Department of Ophthalmology, The Affiliated Yantai Yuhuangding Hospital of Qingdao University, Shandong, China.
BMC Ophthalmol. 2023 Jun 12;23(1):264. doi: 10.1186/s12886-023-02997-z.
This report describes a rare case of acute uveitis with severe anterior chamber inflammation due to abnormal glucose and lipid metabolism.

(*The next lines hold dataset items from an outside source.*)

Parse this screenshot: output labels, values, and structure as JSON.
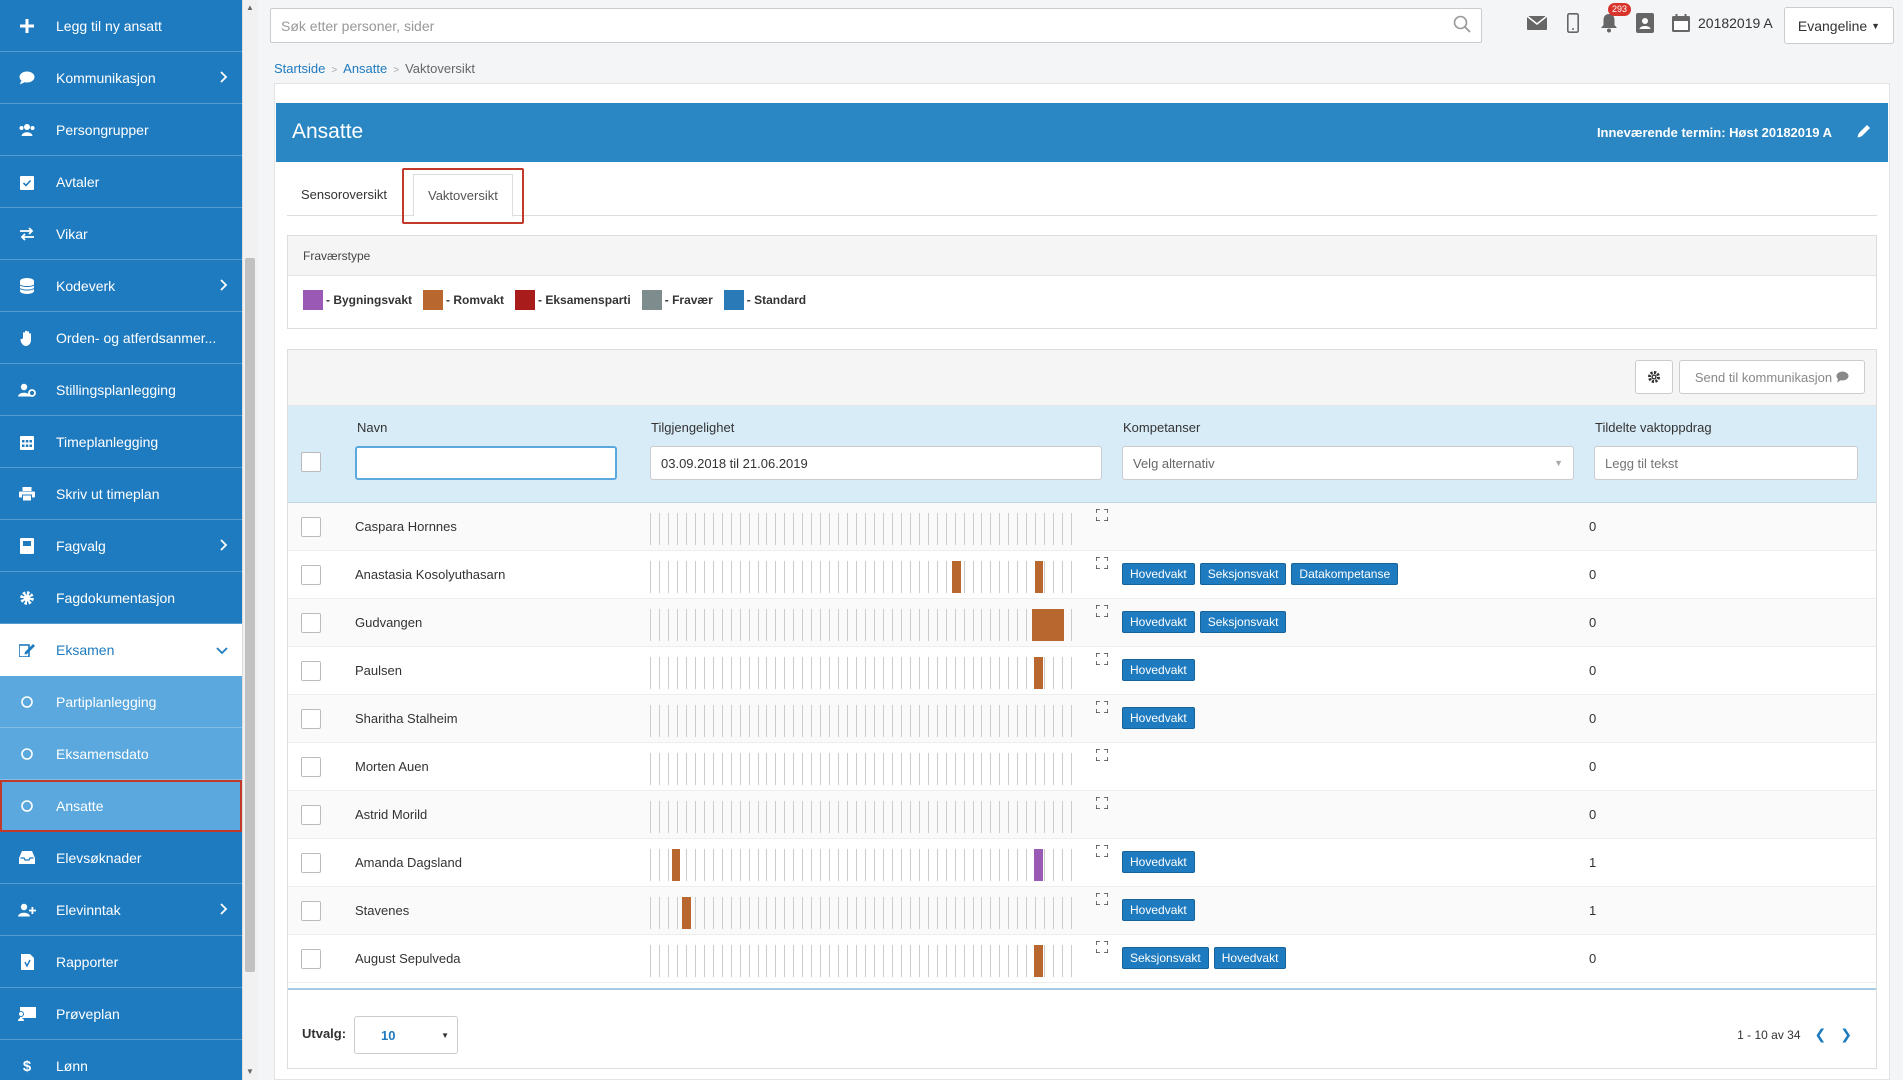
{
  "sidebar": {
    "items": [
      {
        "label": "Legg til ny ansatt",
        "icon": "plus-icon",
        "chevron": false,
        "state": "normal"
      },
      {
        "label": "Kommunikasjon",
        "icon": "chat-icon",
        "chevron": true,
        "state": "normal"
      },
      {
        "label": "Persongrupper",
        "icon": "users-icon",
        "chevron": false,
        "state": "normal"
      },
      {
        "label": "Avtaler",
        "icon": "calendar-check-icon",
        "chevron": false,
        "state": "normal"
      },
      {
        "label": "Vikar",
        "icon": "swap-icon",
        "chevron": false,
        "state": "normal"
      },
      {
        "label": "Kodeverk",
        "icon": "database-icon",
        "chevron": true,
        "state": "normal"
      },
      {
        "label": "Orden- og atferdsanmer...",
        "icon": "hand-icon",
        "chevron": false,
        "state": "normal"
      },
      {
        "label": "Stillingsplanlegging",
        "icon": "user-cog-icon",
        "chevron": false,
        "state": "normal"
      },
      {
        "label": "Timeplanlegging",
        "icon": "calendar-grid-icon",
        "chevron": false,
        "state": "normal"
      },
      {
        "label": "Skriv ut timeplan",
        "icon": "printer-icon",
        "chevron": false,
        "state": "normal"
      },
      {
        "label": "Fagvalg",
        "icon": "book-icon",
        "chevron": true,
        "state": "normal"
      },
      {
        "label": "Fagdokumentasjon",
        "icon": "gear-icon",
        "chevron": false,
        "state": "normal"
      },
      {
        "label": "Eksamen",
        "icon": "pencil-note-icon",
        "chevron": true,
        "state": "active-parent"
      },
      {
        "label": "Partiplanlegging",
        "icon": "circle-icon",
        "chevron": false,
        "state": "sub"
      },
      {
        "label": "Eksamensdato",
        "icon": "circle-icon",
        "chevron": false,
        "state": "sub"
      },
      {
        "label": "Ansatte",
        "icon": "circle-icon",
        "chevron": false,
        "state": "sub-selected"
      },
      {
        "label": "Elevsøknader",
        "icon": "inbox-icon",
        "chevron": false,
        "state": "normal"
      },
      {
        "label": "Elevinntak",
        "icon": "user-plus-icon",
        "chevron": true,
        "state": "normal"
      },
      {
        "label": "Rapporter",
        "icon": "report-icon",
        "chevron": false,
        "state": "normal"
      },
      {
        "label": "Prøveplan",
        "icon": "chalkboard-icon",
        "chevron": false,
        "state": "normal"
      },
      {
        "label": "Lønn",
        "icon": "dollar-icon",
        "chevron": false,
        "state": "normal"
      }
    ]
  },
  "topbar": {
    "search_placeholder": "Søk etter personer, sider",
    "notification_count": "293",
    "term": "20182019 A",
    "user": "Evangeline"
  },
  "breadcrumb": {
    "home": "Startside",
    "section": "Ansatte",
    "current": "Vaktoversikt"
  },
  "header": {
    "title": "Ansatte",
    "term": "Inneværende termin: Høst 20182019 A"
  },
  "tabs": [
    {
      "label": "Sensoroversikt"
    },
    {
      "label": "Vaktoversikt"
    }
  ],
  "legend": {
    "title": "Fraværstype",
    "items": [
      {
        "label": "- Bygningsvakt",
        "color": "#9b59b6"
      },
      {
        "label": "- Romvakt",
        "color": "#b8672e"
      },
      {
        "label": "- Eksamensparti",
        "color": "#a81c1c"
      },
      {
        "label": "- Fravær",
        "color": "#7f8c8d"
      },
      {
        "label": "- Standard",
        "color": "#2a7ab8"
      }
    ]
  },
  "grid": {
    "send_label": "Send til kommunikasjon",
    "columns": {
      "name": "Navn",
      "availability": "Tilgjengelighet",
      "competence": "Kompetanser",
      "assigned": "Tildelte vaktoppdrag"
    },
    "filters": {
      "name_value": "",
      "availability_value": "03.09.2018 til 21.06.2019",
      "competence_placeholder": "Velg alternativ",
      "assigned_placeholder": "Legg til tekst"
    },
    "rows": [
      {
        "name": "Caspara Hornnes",
        "tags": [],
        "count": "0",
        "bars": []
      },
      {
        "name": "Anastasia Kosolyuthasarn",
        "tags": [
          "Hovedvakt",
          "Seksjonsvakt",
          "Datakompetanse"
        ],
        "count": "0",
        "bars": [
          {
            "start": 0.703,
            "width": 0.02,
            "type": "romvakt"
          },
          {
            "start": 0.895,
            "width": 0.02,
            "type": "romvakt"
          }
        ]
      },
      {
        "name": "Gudvangen",
        "tags": [
          "Hovedvakt",
          "Seksjonsvakt"
        ],
        "count": "0",
        "bars": [
          {
            "start": 0.888,
            "width": 0.075,
            "type": "romvakt"
          }
        ]
      },
      {
        "name": "Paulsen",
        "tags": [
          "Hovedvakt"
        ],
        "count": "0",
        "bars": [
          {
            "start": 0.893,
            "width": 0.02,
            "type": "romvakt"
          }
        ]
      },
      {
        "name": "Sharitha Stalheim",
        "tags": [
          "Hovedvakt"
        ],
        "count": "0",
        "bars": []
      },
      {
        "name": "Morten Auen",
        "tags": [],
        "count": "0",
        "bars": []
      },
      {
        "name": "Astrid Morild",
        "tags": [],
        "count": "0",
        "bars": []
      },
      {
        "name": "Amanda Dagsland",
        "tags": [
          "Hovedvakt"
        ],
        "count": "1",
        "bars": [
          {
            "start": 0.05,
            "width": 0.02,
            "type": "romvakt"
          },
          {
            "start": 0.893,
            "width": 0.02,
            "type": "bygningsvakt"
          }
        ]
      },
      {
        "name": "Stavenes",
        "tags": [
          "Hovedvakt"
        ],
        "count": "1",
        "bars": [
          {
            "start": 0.074,
            "width": 0.022,
            "type": "romvakt"
          }
        ]
      },
      {
        "name": "August Sepulveda",
        "tags": [
          "Seksjonsvakt",
          "Hovedvakt"
        ],
        "count": "0",
        "bars": [
          {
            "start": 0.893,
            "width": 0.02,
            "type": "romvakt"
          }
        ]
      }
    ]
  },
  "footer": {
    "page_size_label": "Utvalg:",
    "page_size": "10",
    "range": "1 - 10 av 34"
  }
}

A 31-year-old male patient complained of redness in the right eye with decreased visual acuity for 3 days. Ocular examination revealed a milky white clouding of the right anterior chamber of the eye. Two clusters of yellowish-white exudates were visible on the surface of the iris in the upper nasal and temporal areas in addition to elevated intraocular pressure. He had a previous diagnosis of type 2 diabetes mellitus (T2DM). Laboratory tests suggested hyperlipidemia and ketoacidosis. After admission, topical glucocorticoids, mydriasis, and intraocular pressure-lowering drugs combined with hypoglycemic and lipid-lowering therapy and fluid replacement therapy were given immediately. After 10 days of treatment, the uveitis and systemic condition of the right eye were effectively controlled and improved.
Abnormal glucose and lipid metabolism leads to impairment of the blood-aqueous barrier, which causes a severe uveitis response in the anterior chamber. After the use of topical steroids and mydriatic eye drops combined with systemic hypoglycemic and lipid-lowering interventions, the condition was significantly relieved.
本报告描述了一例罕见的因糖脂代谢异常引起的急性葡萄膜炎伴严重前房炎症的病例。
一名 31 岁男性患者因右眼发红伴视力下降 3 天就诊。眼部检查发现右眼前房呈乳白色混浊。除眼压升高外,在虹膜的上鼻侧和颞侧还可见到两簇淡黄色的白色渗出物。该患者曾被诊断为 2 型糖尿病(T2DM)。实验室检查提示高脂血症和酮症酸中毒。入院后,立即给予局部糖皮质激素、散瞳和降眼压药物,联合降糖和调脂治疗以及补液治疗。经过 10 天的治疗,右眼的葡萄膜炎和全身状况得到有效控制和改善。
糖脂代谢异常导致血房水屏障受损,引起前房严重的葡萄膜炎反应。局部应用皮质类固醇和散瞳滴眼剂联合全身降血糖和调脂干预后,病情明显缓解。